Education MEC Fundile Gade has called for the revival of Wednesday sports and choral music at schools to help shield young people from the lure of drugs.
He has also committed to building schools with sports fields to enable pupils to explore their talents, saying not everyone was built for academic success.
“We must bring back school sports. The absence of sport in education results in the drug problem [among pupils].
“The recent success of the province in music means you have great talent in the Eastern Cape. Do not bury it,” Gade said.
“Music contributed to making children disciplined. We are handing over a school but if you were to ask me where are the playing fields, how do I answer that?
“On one hand, the issues of sports fields is given to the department of sports.
“The problem is that you squeeze these pupils into an academic-orientated schooling system as if all of them will excel academically.”
He said a school needed to be diverse — if a pupil excelled in music or at dancing, a career path needed to be created for that child.

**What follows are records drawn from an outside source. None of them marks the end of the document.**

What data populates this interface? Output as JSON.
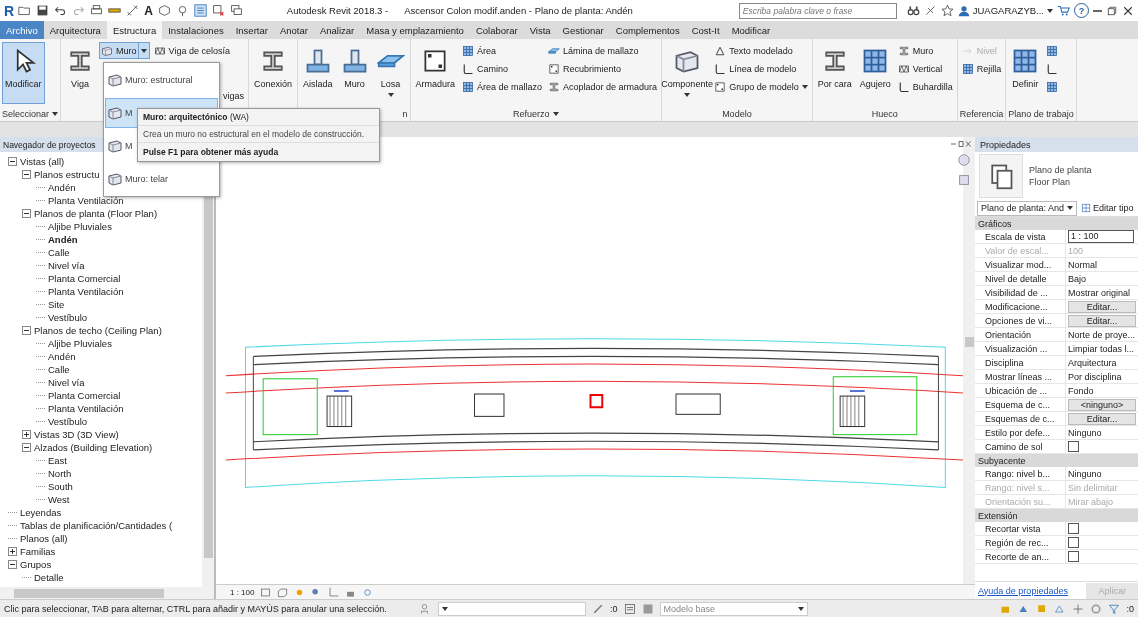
{
  "title_bar": {
    "app_logo": "R",
    "text_tool": "A",
    "app_title": "Autodesk Revit 2018.3 -",
    "document_title": "Ascensor Colon modif.anden - Plano de planta: Andén",
    "search": {
      "placeholder": "Escriba palabra clave o frase"
    },
    "user": "JUAGARAZYB...",
    "help": "?"
  },
  "tabs": [
    {
      "label": "Archivo",
      "kind": "file",
      "selected": false
    },
    {
      "label": "Arquitectura",
      "kind": "tab",
      "selected": false
    },
    {
      "label": "Estructura",
      "kind": "tab",
      "selected": true
    },
    {
      "label": "Instalaciones",
      "kind": "tab",
      "selected": false
    },
    {
      "label": "Insertar",
      "kind": "tab",
      "selected": false
    },
    {
      "label": "Anotar",
      "kind": "tab",
      "selected": false
    },
    {
      "label": "Analizar",
      "kind": "tab",
      "selected": false
    },
    {
      "label": "Masa y emplazamiento",
      "kind": "tab",
      "selected": false
    },
    {
      "label": "Colaborar",
      "kind": "tab",
      "selected": false
    },
    {
      "label": "Vista",
      "kind": "tab",
      "selected": false
    },
    {
      "label": "Gestionar",
      "kind": "tab",
      "selected": false
    },
    {
      "label": "Complementos",
      "kind": "tab",
      "selected": false
    },
    {
      "label": "Cost-It",
      "kind": "tab",
      "selected": false
    },
    {
      "label": "Modificar",
      "kind": "tab",
      "selected": false
    }
  ],
  "ribbon": {
    "panels": [
      {
        "title": "Seleccionar",
        "menu": true,
        "columns": [
          [
            {
              "label": "Modificar",
              "kind": "large",
              "active": true,
              "disabled": false
            }
          ]
        ]
      },
      {
        "columns": [
          [
            {
              "label": "Viga",
              "kind": "large",
              "active": false,
              "disabled": false
            }
          ],
          [
            {
              "label": "Muro",
              "kind": "split",
              "active": true,
              "disabled": false
            }
          ],
          [
            {
              "label": "Viga de celosía",
              "kind": "small",
              "active": false,
              "disabled": false
            },
            {
              "label": "vigas",
              "kind": "text",
              "active": false,
              "disabled": false
            }
          ]
        ]
      },
      {
        "columns": [
          [
            {
              "label": "Conexión",
              "kind": "large",
              "active": false,
              "disabled": false
            }
          ]
        ]
      },
      {
        "title": "n",
        "columns": [
          [
            {
              "label": "Aislada",
              "kind": "large",
              "active": false,
              "disabled": false
            }
          ],
          [
            {
              "label": "Muro",
              "kind": "large",
              "active": false,
              "disabled": false
            }
          ],
          [
            {
              "label": "Losa",
              "kind": "large",
              "caret": true,
              "active": false,
              "disabled": false
            }
          ]
        ]
      },
      {
        "title": "Refuerzo",
        "menu": true,
        "columns": [
          [
            {
              "label": "Armadura",
              "kind": "large",
              "active": false,
              "disabled": false
            }
          ],
          [
            {
              "label": "Área",
              "kind": "small",
              "active": false,
              "disabled": false
            },
            {
              "label": "Camino",
              "kind": "small",
              "active": false,
              "disabled": false
            },
            {
              "label": "Área de mallazo",
              "kind": "small",
              "active": false,
              "disabled": false
            }
          ],
          [
            {
              "label": "Lámina de mallazo",
              "kind": "small",
              "active": false,
              "disabled": false
            },
            {
              "label": "Recubrimiento",
              "kind": "small",
              "active": false,
              "disabled": false
            },
            {
              "label": "Acoplador de armadura",
              "kind": "small",
              "active": false,
              "disabled": false
            }
          ]
        ]
      },
      {
        "title": "Modelo",
        "columns": [
          [
            {
              "label": "Componente",
              "kind": "large",
              "caret": true,
              "active": false,
              "disabled": false
            }
          ],
          [
            {
              "label": "Texto modelado",
              "kind": "small",
              "active": false,
              "disabled": false
            },
            {
              "label": "Línea de modelo",
              "kind": "small",
              "active": false,
              "disabled": false
            },
            {
              "label": "Grupo de modelo",
              "kind": "small",
              "caret": true,
              "active": false,
              "disabled": false
            }
          ]
        ]
      },
      {
        "title": "Hueco",
        "columns": [
          [
            {
              "label": "Por cara",
              "kind": "large",
              "active": false,
              "disabled": false
            }
          ],
          [
            {
              "label": "Agujero",
              "kind": "large",
              "active": false,
              "disabled": false
            }
          ],
          [
            {
              "label": "Muro",
              "kind": "small",
              "active": false,
              "disabled": false
            },
            {
              "label": "Vertical",
              "kind": "small",
              "active": false,
              "disabled": false
            },
            {
              "label": "Buhardilla",
              "kind": "small",
              "active": false,
              "disabled": false
            }
          ]
        ]
      },
      {
        "title": "Referencia",
        "columns": [
          [
            {
              "label": "Nivel",
              "kind": "small",
              "active": false,
              "disabled": true
            },
            {
              "label": "Rejilla",
              "kind": "small",
              "active": false,
              "disabled": false
            }
          ]
        ]
      },
      {
        "title": "Plano de trabajo",
        "columns": [
          [
            {
              "label": "Definir",
              "kind": "large",
              "active": false,
              "disabled": false
            }
          ],
          [
            {
              "kind": "icon",
              "active": false,
              "disabled": false
            },
            {
              "kind": "icon",
              "active": false,
              "disabled": false
            },
            {
              "kind": "icon",
              "active": false,
              "disabled": false
            }
          ]
        ]
      }
    ]
  },
  "wall_menu": {
    "items": [
      {
        "label": "Muro: estructural",
        "selected": false
      },
      {
        "label": "M",
        "selected": true
      },
      {
        "label": "M",
        "selected": false
      },
      {
        "label": "Muro: telar",
        "selected": false
      }
    ]
  },
  "tooltip": {
    "title": "**Muro: arquitectónico** (WA)",
    "description": "Crea un muro no estructural en el modelo de construcción.",
    "help": "Pulse F1 para obtener más ayuda"
  },
  "navigator": {
    "title": "Navegador de proyectos",
    "tree": [
      {
        "label": "Vistas (all)",
        "expanded": true,
        "selected": false,
        "children": [
          {
            "label": "Planos estructu",
            "expanded": true,
            "selected": false,
            "children": [
              {
                "label": "Andén",
                "selected": false
              },
              {
                "label": "Planta Ventilación",
                "selected": false
              }
            ]
          },
          {
            "label": "Planos de planta (Floor Plan)",
            "expanded": true,
            "selected": false,
            "children": [
              {
                "label": "Aljibe Pluviales",
                "selected": false
              },
              {
                "label": "Andén",
                "selected": true
              },
              {
                "label": "Calle",
                "selected": false
              },
              {
                "label": "Nivel vía",
                "selected": false
              },
              {
                "label": "Planta Comercial",
                "selected": false
              },
              {
                "label": "Planta Ventilación",
                "selected": false
              },
              {
                "label": "Site",
                "selected": false
              },
              {
                "label": "Vestíbulo",
                "selected": false
              }
            ]
          },
          {
            "label": "Planos de techo (Ceiling Plan)",
            "expanded": true,
            "selected": false,
            "children": [
              {
                "label": "Aljibe Pluviales",
                "selected": false
              },
              {
                "label": "Andén",
                "selected": false
              },
              {
                "label": "Calle",
                "selected": false
              },
              {
                "label": "Nivel vía",
                "selected": false
              },
              {
                "label": "Planta Comercial",
                "selected": false
              },
              {
                "label": "Planta Ventilación",
                "selected": false
              },
              {
                "label": "Vestíbulo",
                "selected": false
              }
            ]
          },
          {
            "label": "Vistas 3D (3D View)",
            "expanded": false,
            "selected": false
          },
          {
            "label": "Alzados (Building Elevation)",
            "expanded": true,
            "selected": false,
            "children": [
              {
                "label": "East",
                "selected": false
              },
              {
                "label": "North",
                "selected": false
              },
              {
                "label": "South",
                "selected": false
              },
              {
                "label": "West",
                "selected": false
              }
            ]
          }
        ]
      },
      {
        "label": "Leyendas",
        "selected": false
      },
      {
        "label": "Tablas de planificación/Cantidades (",
        "selected": false
      },
      {
        "label": "Planos (all)",
        "selected": false
      },
      {
        "label": "Familias",
        "expanded": false,
        "selected": false
      },
      {
        "label": "Grupos",
        "expanded": true,
        "selected": false,
        "children": [
          {
            "label": "Detalle",
            "selected": false
          }
        ]
      }
    ]
  },
  "view_bar": {
    "scale": "1 : 100"
  },
  "properties": {
    "title": "Propiedades",
    "type_name": "Plano de planta",
    "type_subname": "Floor Plan",
    "view_selector": "Plano de planta: And",
    "edit_type": "Editar tipo",
    "groups": [
      {
        "name": "Gráficos",
        "rows": [
          {
            "label": "Escala de vista",
            "value": "1 : 100",
            "kind": "input"
          },
          {
            "label": "Valor de escal...",
            "value": "100",
            "kind": "disabled"
          },
          {
            "label": "Visualizar mod...",
            "value": "Normal",
            "kind": "text"
          },
          {
            "label": "Nivel de detalle",
            "value": "Bajo",
            "kind": "text"
          },
          {
            "label": "Visibilidad de ...",
            "value": "Mostrar original",
            "kind": "text"
          },
          {
            "label": "Modificacione...",
            "value": "Editar...",
            "kind": "button"
          },
          {
            "label": "Opciones de vi...",
            "value": "Editar...",
            "kind": "button"
          },
          {
            "label": "Orientación",
            "value": "Norte de proye...",
            "kind": "text"
          },
          {
            "label": "Visualización ...",
            "value": "Limpiar todas l...",
            "kind": "text"
          },
          {
            "label": "Disciplina",
            "value": "Arquitectura",
            "kind": "text"
          },
          {
            "label": "Mostrar líneas ...",
            "value": "Por disciplina",
            "kind": "text"
          },
          {
            "label": "Ubicación de ...",
            "value": "Fondo",
            "kind": "text"
          },
          {
            "label": "Esquema de c...",
            "value": "<ninguno>",
            "kind": "button"
          },
          {
            "label": "Esquemas de c...",
            "value": "Editar...",
            "kind": "button"
          },
          {
            "label": "Estilo por defe...",
            "value": "Ninguno",
            "kind": "text"
          },
          {
            "label": "Camino de sol",
            "kind": "checkbox",
            "checked": false
          }
        ]
      },
      {
        "name": "Subyacente",
        "rows": [
          {
            "label": "Rango: nivel b...",
            "value": "Ninguno",
            "kind": "text"
          },
          {
            "label": "Rango: nivel s...",
            "value": "Sin delimitar",
            "kind": "disabled"
          },
          {
            "label": "Orientación su...",
            "value": "Mirar abajo",
            "kind": "disabled"
          }
        ]
      },
      {
        "name": "Extensión",
        "rows": [
          {
            "label": "Recortar vista",
            "kind": "checkbox",
            "checked": false
          },
          {
            "label": "Región de rec...",
            "kind": "checkbox",
            "checked": false
          },
          {
            "label": "Recorte de an...",
            "kind": "checkbox",
            "checked": false
          }
        ]
      }
    ],
    "help_link": "Ayuda de propiedades",
    "apply_button": {
      "label": "Aplicar",
      "disabled": true
    }
  },
  "status_bar": {
    "message": "Clic para seleccionar, TAB para alternar, CTRL para añadir y MAYÚS para anular una selección.",
    "editable_count": ":0",
    "active_model": "Modelo base",
    "filter_count": ":0"
  }
}
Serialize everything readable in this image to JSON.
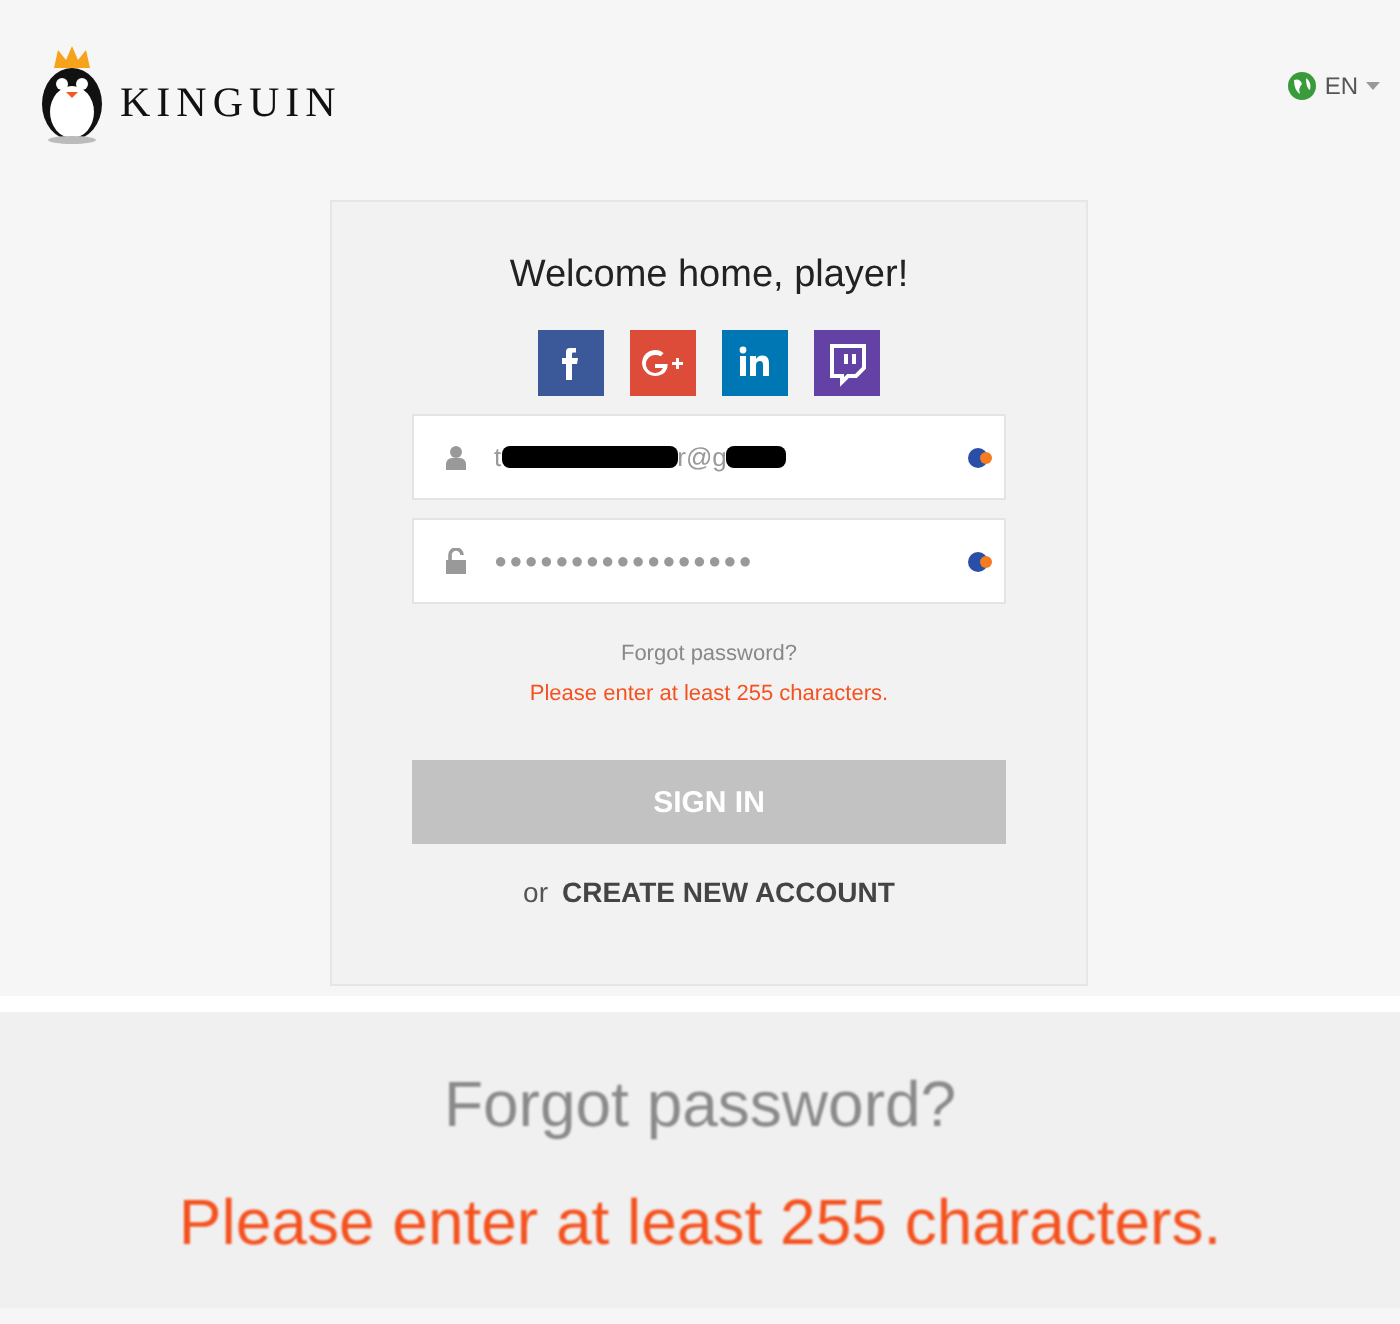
{
  "header": {
    "logo_text": "KINGUIN",
    "language": "EN"
  },
  "login": {
    "title": "Welcome home, player!",
    "social_buttons": [
      {
        "kind": "facebook",
        "color": "#3b5998"
      },
      {
        "kind": "google",
        "color": "#dd4b39"
      },
      {
        "kind": "linkedin",
        "color": "#0077b5"
      },
      {
        "kind": "twitch",
        "color": "#6441a5"
      }
    ],
    "email_field": {
      "visible_parts": [
        "t",
        "r@g"
      ],
      "redacted": true
    },
    "password_field": {
      "value": "●●●●●●●●●●●●●●●●●"
    },
    "forgot_link": "Forgot password?",
    "error": "Please enter at least 255 characters.",
    "sign_in_button": {
      "label": "SIGN IN",
      "disabled": true
    },
    "or_text": "or",
    "create_link": "CREATE NEW ACCOUNT"
  },
  "zoom_inset": {
    "lines": [
      {
        "kind": "link",
        "text": "Forgot password?"
      },
      {
        "kind": "error",
        "text": "Please enter at least 255 characters."
      }
    ]
  }
}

Gade was speaking at the official handover of Phathilizwe Primary School in rural Willowvale in the Mbhashe local municipality on Thursday. He was joined by Mbhashe mayor Samkelo Janda.
The MEC said the government needed to reprioritise sports development in schools.
“If SA wants to conquer the world, we need to be serious about this thing called rural development.
“I am not [just] talking about rugby.
“That will never happen until you bring schools sport and develop sport within rural communities.”
He said though the department continued to build state-of-the-art, multimillion-rand schools across the Eastern Cape, in reality its “core business” was building human beings.
“We are just handing over empty walls. These are just walls.
“A school is what happens inside these walls that make a parent interested in sending their child to those walls.
“It will not be a school simply because it has a lot of classrooms.”
He said it was important to figure out what challenges pupils would encounter inside “those walls” and what solutions could be crafted to overcome them.
It was also necessary to consider the problems pupils brought to school from home and ensure that these did not become an additional burden on the school.
He said the Eastern Cape, in particular, was battling with varying school sizes and types, which led to the decision to rationalise or merge some schools and realign others.
But rationalisation, alignment and the merging of schools was not a simple matter and needed proper planning and a “lot of patience”.
In 2012, Eastern Cape education authorities announced a rationalisation and realignment programme to try to streamline the education system after announcing that almost 300 schools in the province had become white elephants because parents had withdrawn their children.
In terms of the programme, some of the affected schools, especially those with low enrolment numbers, would be closed or merged with other schools.
“Hence I say let us find a way of planning this. Let us not make the mistake of shutting our schools and yet our systems are not ready,” Gade said.
Another issue was that some functions such as scholar transport were run by another department and “when that MEC says there is no money to transport those pupils, what are you going to do exactly?”
The province’s education woes were also being compounded by a lack of financial and economic investment in rural areas.
As a result, some parents opted to take their children out of the rural schools and find better-resourced ones in urban areas.